И еще он говорил следующее:
- У меня в ходу какие-то даже бабьи грезы о разных подвижниках и богословах, в особенности о Григории Паламе, верном слуге церкви Христовой, и еще обязательно о том или ином полузабытом социалисте, верном сыне партии, припоминающемся мне впритык к великому исихасту. Возникает любопытный, по-своему волнующий образ странных пловцов, не правда ли? Пловцов, Бог весть куда плывущих бок о бок в окутанном туманом океане человеческого воображения.

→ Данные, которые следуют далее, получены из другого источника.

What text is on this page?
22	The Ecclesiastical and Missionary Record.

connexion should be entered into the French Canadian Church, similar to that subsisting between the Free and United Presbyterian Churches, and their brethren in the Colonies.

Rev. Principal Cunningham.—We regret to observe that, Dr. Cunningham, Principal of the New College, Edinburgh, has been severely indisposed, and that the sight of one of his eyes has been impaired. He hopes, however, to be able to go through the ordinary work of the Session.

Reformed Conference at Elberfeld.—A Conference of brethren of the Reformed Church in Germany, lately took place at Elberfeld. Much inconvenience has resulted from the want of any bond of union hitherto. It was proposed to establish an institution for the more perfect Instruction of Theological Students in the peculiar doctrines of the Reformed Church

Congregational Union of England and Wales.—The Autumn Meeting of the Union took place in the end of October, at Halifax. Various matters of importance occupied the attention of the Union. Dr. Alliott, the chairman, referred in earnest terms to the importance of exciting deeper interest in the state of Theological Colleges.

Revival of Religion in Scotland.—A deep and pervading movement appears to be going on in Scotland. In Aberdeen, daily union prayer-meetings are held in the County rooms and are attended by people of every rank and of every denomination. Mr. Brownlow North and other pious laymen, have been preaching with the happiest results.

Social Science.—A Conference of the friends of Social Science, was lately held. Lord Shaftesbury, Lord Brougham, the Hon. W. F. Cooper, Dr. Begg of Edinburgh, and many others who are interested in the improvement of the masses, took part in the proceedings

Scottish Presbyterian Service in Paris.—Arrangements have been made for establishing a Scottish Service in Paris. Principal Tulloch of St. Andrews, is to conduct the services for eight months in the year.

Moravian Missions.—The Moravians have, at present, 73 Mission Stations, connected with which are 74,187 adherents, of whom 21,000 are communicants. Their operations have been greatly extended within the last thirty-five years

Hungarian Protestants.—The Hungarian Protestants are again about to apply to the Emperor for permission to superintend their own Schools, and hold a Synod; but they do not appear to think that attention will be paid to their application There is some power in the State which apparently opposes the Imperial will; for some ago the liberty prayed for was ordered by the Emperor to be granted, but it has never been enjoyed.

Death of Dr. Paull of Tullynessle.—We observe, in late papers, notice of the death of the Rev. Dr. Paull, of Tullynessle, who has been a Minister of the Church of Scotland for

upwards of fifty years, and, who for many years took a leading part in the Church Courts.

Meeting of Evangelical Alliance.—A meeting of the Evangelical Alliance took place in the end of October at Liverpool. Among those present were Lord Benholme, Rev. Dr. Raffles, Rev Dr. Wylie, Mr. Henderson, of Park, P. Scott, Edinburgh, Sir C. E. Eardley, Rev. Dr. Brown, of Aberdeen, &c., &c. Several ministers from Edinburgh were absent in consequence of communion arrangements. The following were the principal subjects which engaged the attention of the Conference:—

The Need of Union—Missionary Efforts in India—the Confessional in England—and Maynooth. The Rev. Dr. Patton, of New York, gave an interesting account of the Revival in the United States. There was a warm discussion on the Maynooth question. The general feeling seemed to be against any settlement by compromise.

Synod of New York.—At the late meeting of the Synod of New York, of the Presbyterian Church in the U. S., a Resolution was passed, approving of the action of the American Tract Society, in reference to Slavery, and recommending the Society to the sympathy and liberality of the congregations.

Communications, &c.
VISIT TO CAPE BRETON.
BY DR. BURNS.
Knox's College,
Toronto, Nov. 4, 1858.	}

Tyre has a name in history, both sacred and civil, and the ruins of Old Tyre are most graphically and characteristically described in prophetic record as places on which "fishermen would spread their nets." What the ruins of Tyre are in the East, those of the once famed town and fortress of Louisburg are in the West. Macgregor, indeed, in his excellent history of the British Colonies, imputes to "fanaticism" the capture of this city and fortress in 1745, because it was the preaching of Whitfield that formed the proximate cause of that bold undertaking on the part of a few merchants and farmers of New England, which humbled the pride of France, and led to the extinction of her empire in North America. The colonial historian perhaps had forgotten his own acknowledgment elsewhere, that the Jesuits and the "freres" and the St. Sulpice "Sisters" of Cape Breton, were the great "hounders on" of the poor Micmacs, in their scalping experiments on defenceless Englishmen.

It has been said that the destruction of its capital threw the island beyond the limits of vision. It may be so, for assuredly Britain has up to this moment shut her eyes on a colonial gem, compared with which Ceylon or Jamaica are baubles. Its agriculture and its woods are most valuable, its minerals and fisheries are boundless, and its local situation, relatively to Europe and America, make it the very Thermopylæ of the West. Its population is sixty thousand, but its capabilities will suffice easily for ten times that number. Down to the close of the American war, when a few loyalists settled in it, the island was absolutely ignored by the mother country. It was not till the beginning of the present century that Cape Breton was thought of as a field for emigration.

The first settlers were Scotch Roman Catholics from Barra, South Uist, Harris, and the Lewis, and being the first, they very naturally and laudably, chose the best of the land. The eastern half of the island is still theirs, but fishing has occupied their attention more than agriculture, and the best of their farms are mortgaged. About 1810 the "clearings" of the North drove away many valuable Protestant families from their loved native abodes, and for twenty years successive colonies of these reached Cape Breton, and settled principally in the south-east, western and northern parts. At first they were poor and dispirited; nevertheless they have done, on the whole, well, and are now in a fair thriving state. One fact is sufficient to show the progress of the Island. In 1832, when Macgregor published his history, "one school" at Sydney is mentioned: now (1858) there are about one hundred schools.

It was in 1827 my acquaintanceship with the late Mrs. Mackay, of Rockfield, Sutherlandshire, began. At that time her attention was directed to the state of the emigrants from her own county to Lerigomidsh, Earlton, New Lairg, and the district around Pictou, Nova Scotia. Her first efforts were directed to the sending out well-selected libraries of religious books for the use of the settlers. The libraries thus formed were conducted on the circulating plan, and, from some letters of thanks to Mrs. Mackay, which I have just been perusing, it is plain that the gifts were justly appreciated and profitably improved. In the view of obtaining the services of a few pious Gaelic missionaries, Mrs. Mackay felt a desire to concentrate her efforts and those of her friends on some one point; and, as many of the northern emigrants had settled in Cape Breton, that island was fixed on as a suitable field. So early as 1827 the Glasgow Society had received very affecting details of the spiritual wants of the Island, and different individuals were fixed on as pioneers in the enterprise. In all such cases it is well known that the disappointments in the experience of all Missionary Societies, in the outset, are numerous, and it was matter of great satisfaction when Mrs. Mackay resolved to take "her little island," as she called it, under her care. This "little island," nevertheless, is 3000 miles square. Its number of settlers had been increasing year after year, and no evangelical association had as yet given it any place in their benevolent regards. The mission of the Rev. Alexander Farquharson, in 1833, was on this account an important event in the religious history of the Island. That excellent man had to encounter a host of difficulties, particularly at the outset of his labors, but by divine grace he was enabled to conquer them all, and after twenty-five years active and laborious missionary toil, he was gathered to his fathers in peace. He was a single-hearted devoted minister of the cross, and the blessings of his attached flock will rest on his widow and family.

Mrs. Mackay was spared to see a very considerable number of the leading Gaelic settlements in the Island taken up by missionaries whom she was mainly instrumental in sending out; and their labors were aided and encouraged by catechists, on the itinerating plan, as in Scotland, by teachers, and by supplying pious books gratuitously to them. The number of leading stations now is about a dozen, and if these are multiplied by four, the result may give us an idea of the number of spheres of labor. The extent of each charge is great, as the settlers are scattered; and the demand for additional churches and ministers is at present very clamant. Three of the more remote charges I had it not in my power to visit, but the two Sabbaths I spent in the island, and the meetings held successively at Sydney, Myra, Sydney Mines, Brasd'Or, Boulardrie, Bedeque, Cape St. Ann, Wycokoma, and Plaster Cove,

Это воображение знает порывы большого вдохновения и свои достижения, свои творения, хотя бы и призрачные, и, не исключено, именно оно в минуты агонии и прощания с этим миром погрезится мне вместо картин, навеянных воспоминаниями о действительно пережитом.
- Опять мне сегодня достанется, - сказал он затем без малейшего сострадания к своей будущей боли, когда мы, все в том же тихом и пустынном уголке парка, освежили мозги новыми глотками живительной влаги. Восторженно внимал он тому, как я вновь наполняю стакан.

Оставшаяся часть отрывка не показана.